La pianta è originaria dell’India e oggi viene coltivata a scopo alimentare nelle zone tropicali e sub-tropicali: si tratta di un arbusto che cresce bene e si adatta con facilità a diversi tipi di terreno, teme solo il gelo.

Oggi in commercio si trovano principalmente due varietà di mango: la Camboya, che proviene dalle coltivazione filippina-indonesiana, e la Mulgoba, che proviene dall’India. I frutti delle due varietà si distinguono principalmente per la colorazione esterna: giallo-verde la prima e dal verde al rosso la seconda.

Il mango maturo viene consumato fresco: vediamo quali sono le sue qualità nutrizionali, gli effetti benefici che derivano dal suo consumo e le eventuali conseguenze sul peso corporeo, se presenti.

I valori nutrizionali e caratteristiche benefiche del mango

Il mango è un frutto dolce: una porzione del peso di 100 g apporta circa 54 kcal. La polpa è ricca di acqua, circa l’80% e la maggior parte dell’energia è data dai carboidrati che sono rappresentati soprattutto da zuccheri semplici, perlopiù fruttosio. Questi i valori nutrizionali del mango maturo in merito alla concentrazione di macronutrienti:

  • carboidrati: 12.7%;
  • proteine: 1%;
  • grassi: 0.2%.

Considerata l’abbondanza di zuccheri, il mango è un frutto che deve essere consumato con moderazione da chi soffre di diabete. Il mango si distingue per il buon apporto di micronutrienti, soprattutto carotenoidi e polifenoli, che hanno note proprietà antiossidanti.
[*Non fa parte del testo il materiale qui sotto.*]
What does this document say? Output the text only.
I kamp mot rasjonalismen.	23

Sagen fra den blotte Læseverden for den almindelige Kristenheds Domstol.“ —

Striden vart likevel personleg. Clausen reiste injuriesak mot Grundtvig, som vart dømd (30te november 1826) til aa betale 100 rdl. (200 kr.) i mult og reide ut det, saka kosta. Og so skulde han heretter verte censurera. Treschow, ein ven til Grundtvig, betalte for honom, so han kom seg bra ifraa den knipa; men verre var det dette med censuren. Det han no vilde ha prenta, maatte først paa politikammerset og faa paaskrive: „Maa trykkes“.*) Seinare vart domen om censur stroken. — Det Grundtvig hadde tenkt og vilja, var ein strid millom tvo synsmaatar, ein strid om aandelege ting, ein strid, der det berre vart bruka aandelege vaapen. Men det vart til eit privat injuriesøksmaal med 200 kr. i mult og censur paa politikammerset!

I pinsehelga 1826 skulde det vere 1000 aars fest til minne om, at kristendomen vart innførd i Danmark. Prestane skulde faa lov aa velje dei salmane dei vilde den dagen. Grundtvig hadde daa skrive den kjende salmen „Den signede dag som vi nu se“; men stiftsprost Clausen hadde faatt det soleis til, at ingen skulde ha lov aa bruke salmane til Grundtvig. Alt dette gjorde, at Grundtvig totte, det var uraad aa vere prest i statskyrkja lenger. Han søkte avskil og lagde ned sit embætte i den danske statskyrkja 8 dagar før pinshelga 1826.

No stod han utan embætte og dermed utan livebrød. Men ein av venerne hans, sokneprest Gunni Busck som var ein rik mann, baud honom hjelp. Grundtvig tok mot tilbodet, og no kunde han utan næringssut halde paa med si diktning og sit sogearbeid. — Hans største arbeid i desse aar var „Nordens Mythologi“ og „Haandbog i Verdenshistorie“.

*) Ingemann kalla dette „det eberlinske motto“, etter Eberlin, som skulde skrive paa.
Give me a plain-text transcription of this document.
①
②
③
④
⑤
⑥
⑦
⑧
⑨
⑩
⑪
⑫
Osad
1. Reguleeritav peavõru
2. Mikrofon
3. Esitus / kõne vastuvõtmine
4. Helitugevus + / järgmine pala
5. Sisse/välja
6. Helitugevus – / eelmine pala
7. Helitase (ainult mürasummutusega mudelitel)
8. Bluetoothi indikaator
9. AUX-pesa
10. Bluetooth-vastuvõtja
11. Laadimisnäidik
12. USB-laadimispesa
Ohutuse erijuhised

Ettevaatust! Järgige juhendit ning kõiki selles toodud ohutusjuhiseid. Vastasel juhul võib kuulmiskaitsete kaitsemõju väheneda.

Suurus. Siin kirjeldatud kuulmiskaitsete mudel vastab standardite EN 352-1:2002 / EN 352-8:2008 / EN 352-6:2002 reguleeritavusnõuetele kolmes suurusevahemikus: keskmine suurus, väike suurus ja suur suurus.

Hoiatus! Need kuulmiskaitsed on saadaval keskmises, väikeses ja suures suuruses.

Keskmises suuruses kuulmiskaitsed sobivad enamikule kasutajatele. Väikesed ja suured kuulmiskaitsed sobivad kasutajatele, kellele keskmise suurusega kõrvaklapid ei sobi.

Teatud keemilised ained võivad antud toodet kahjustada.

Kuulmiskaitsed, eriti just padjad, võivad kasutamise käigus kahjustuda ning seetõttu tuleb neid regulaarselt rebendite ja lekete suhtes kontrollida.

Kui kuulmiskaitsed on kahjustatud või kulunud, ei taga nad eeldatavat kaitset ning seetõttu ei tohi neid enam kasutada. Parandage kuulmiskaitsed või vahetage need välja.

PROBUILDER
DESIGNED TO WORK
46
Buono l’apporto di fibre e di sali minerali, come potassio e calcio.

Molto interessante, in termini di qualità benefiche, è anche la buccia del mango. Secondo alcune ricerche, consumare il decotto di buccia di mango è efficace nel ridurre il rischio di soffrire di diabete mellito tipo 2 e l’ipercolesterolemia. Anche nella buccia del mango sono presenti buone quantità di antiossidanti, come carotenoidi e polifenoli e acidi grassi omega-3.

Il mango fa ingrassare?

Il ricco contenuto di zucchero rende il mango un frutto poco apprezzato da chi sta seguendo un regime alimentare a scopo dimagrante. Tuttavia, si tratta di una considerazione che trova poco riscontro nei dati che sono sostenuti dagli studi scientifici.

La polpa del mango è un’ottima fonte di fibre, ciò lo rende utile nel favorire, chiaramente nell’ambito di una dieta equilibrata, la regolarità intestinale. Il mango inoltre apporta una buona dose di sali minerali, soprattutto potassio, calcio e magnesio. Questa caratteristica fa di questo frutto un efficace remineralizzante, ma gli conferisce anche un buon potere diuretico, utile per combattere la ritenzione idrica che favorisce lo sviluppo della cellulite.

Due ricerche scientifiche, una condotta all’Univeristà del Queensland, in Australia, e una presentata di recente a San Diego all’Experimental Biology Conference, hanno dimostrato che la buccia del mango contiene principi attivi efficaci nel prevenire l’adipogenesi, ossia lo sviluppo delle cellule adipose.

I dati, tuttavia, potrebbero non essere conclusivi: il consumo della buccia di mango delle varietà Irwin e la Nam Doc Mai riduce la formazione delle cellule adipose, mentre quello della buccia del mango della varietà Kensington Pride causa un aumento dell’accumulo di lipidi.